Directors shall be elected to the Committee annually at the April meeting of the Board. The members of the Committee shall serve until their successors are elected and qualified or until their earlier resignation or removal. The Board shall have the power at any time to change the membership of the Committee and to fill vacancies.
- Board Affairs
- Board Size. Periodically review and recommend to the full Board the optimum size of the Board to accommodate the following objectives:
- To provide a Board sufficiently large to allow independent directors to staff the working Board committees.
- To ensure that there is a majority of directors who meet the criteria for independence required by the New York Stock Exchange.
- To permit key members of management to serve on the Board.
- To enable the Board to function effectively in terms of discussion and decision making.
- Criteria for Board Membership. Establish specific criteria by which potential Directors shall be qualified.
- Identification of Nominees. Identify potential nominees qualified to become Board members, considering suggestions for nominees proffered by Directors, employees, shareholders, and such other persons as may be deemed appropriate.

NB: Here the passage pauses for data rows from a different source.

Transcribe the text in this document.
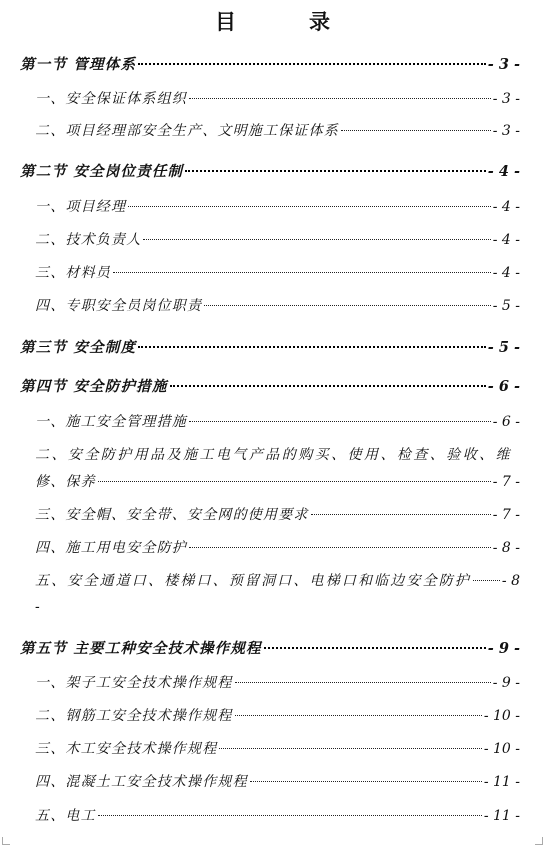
目　录
第一节 管理体系	- 3 -
一、安全保证体系组织	- 3 -
二、项目经理部安全生产、文明施工保证体系	- 3 -
第二节 安全岗位责任制	- 4 -
一、项目经理	- 4 -
二、技术负责人	- 4 -
三、材料员	- 4 -
四、专职安全员岗位职责	- 5 -
第三节 安全制度	- 5 -
第四节 安全防护措施	- 6 -
一、施工安全管理措施	- 6 -
二、安全防护用品及施工电气产品的购买、使用、检查、验收、维
修、保养	- 7 -
三、安全帽、安全带、安全网的使用要求	- 7 -
四、施工用电安全防护	- 8 -
五、安全通道口、楼梯口、预留洞口、电梯口和临边安全防护 - 8
-
第五节 主要工种安全技术操作规程	- 9 -
一、架子工安全技术操作规程	- 9 -
二、钢筋工安全技术操作规程	- 10 -
三、木工安全技术操作规程	- 10 -
四、混凝土工安全技术操作规程	- 11 -
五、电工	- 11 -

- Nomination of Directors. Propose and recommend to the full Board qualified nominees for Board membership, including its recommendation whether the Board can determine that the nominees meet the criteria for independence required by the New York Stock Exchange. Included in the nomination process is the review of each incumbent Board member's attendance and performance.
- Retirement. Establish the retirement policies applicable to Directors.
- Board Committees.
- Consider and recommend to the full Board the types and functions of Board committees and their initial respective charters.
- Consider the qualifications for membership on each Board committee and bring to the full Board recommendations for the membership of the committees of the Board, including Chairmanships.
- Determine policies with regard to rotation of Directors among the committees and any limitations on the number of consecutive years a Director should serve as the Chairman or as a member of any one Board committee. Implement these policies in the qualification of committee members.
- Lead Director. The Committee shall bring to the full Board recommendations for the position of Lead Director.
- Committee Oversight of the Board. The Committee shall oversee the annual assessment of the Board’s performance.
- Committee Oversight of Corporate Citizenship. The Committee shall oversee the Company’s Corporate Citizenship activities to advance the interest of shareholders, including the Company’s involvement with the communities it serves and the Company’s promotion of a sustainable environment.
- Management Performance, Organization, and CEO Succession. Monitor senior management organization, selection, performance, and career paths. Be concerned with CEO and management succession and make recommendation to the full Board when a CEO vacancy occurs through retirement or otherwise.
- Articles of Incorporation and Bylaws Review. Periodically review and recommend changes to the full Board of the Articles of Incorporation and the Corporate Bylaws.
- Major Issues Focuses or Proposals. Make the initial assessment and subsequent report and recommendation to the Board regarding major issues or proposals brought to the Committee by management, the full Board, or by the Committee itself.
- Access to Outside Advisors. The Committee shall have the authority to obtain advice and assistance from external advisors and shall have the sole authority to retain and terminate any search firm to be used to identify director candidates, including sole authority to approve the search firm’s fees and other retention terms. In addition, the Committee shall have the authority to obtain advice and assistance from other external advisors.
- Executive Sessions. The Lead Director shall act as the Chairman and shall preside at executive sessions of the Board without management participation.
- Corporate Governance
- Corporate Governance Principles. Develop Criteria for Membership on the Board of Directors and recommend to the Board Operating Principles for the Board of Directors as a set of governance principles applicable to the Company.
- Annual Review. Make an annual assessment and subsequent report to the Board as appropriate relative to the performance of the Board in the area of corporate governance, including the adequacy of information supplied to the Board, and the Board's performance of its oversight responsibilities relevant to the management of the Company.
- Committee Operations
- Committee Meetings. The Committee shall meet at least two times a year and on call of the Committee Chairman as needed to discharge the general and specific responsibilities enumerated above. The Committee shall meet in Executive Session without management as it deems appropriate.
- Subcommittees. The Committee may delegate authority to one or more subcommittees.
- Committee Reporting. The Committee shall make regular reports to the Board.
- Committee Evaluation. The Committee shall annually review its own performance.
- Charter Review. The Committee shall annually review its charter and the Criteria for Membership on the Board of Directors and recommend any proposed amendments to the Board.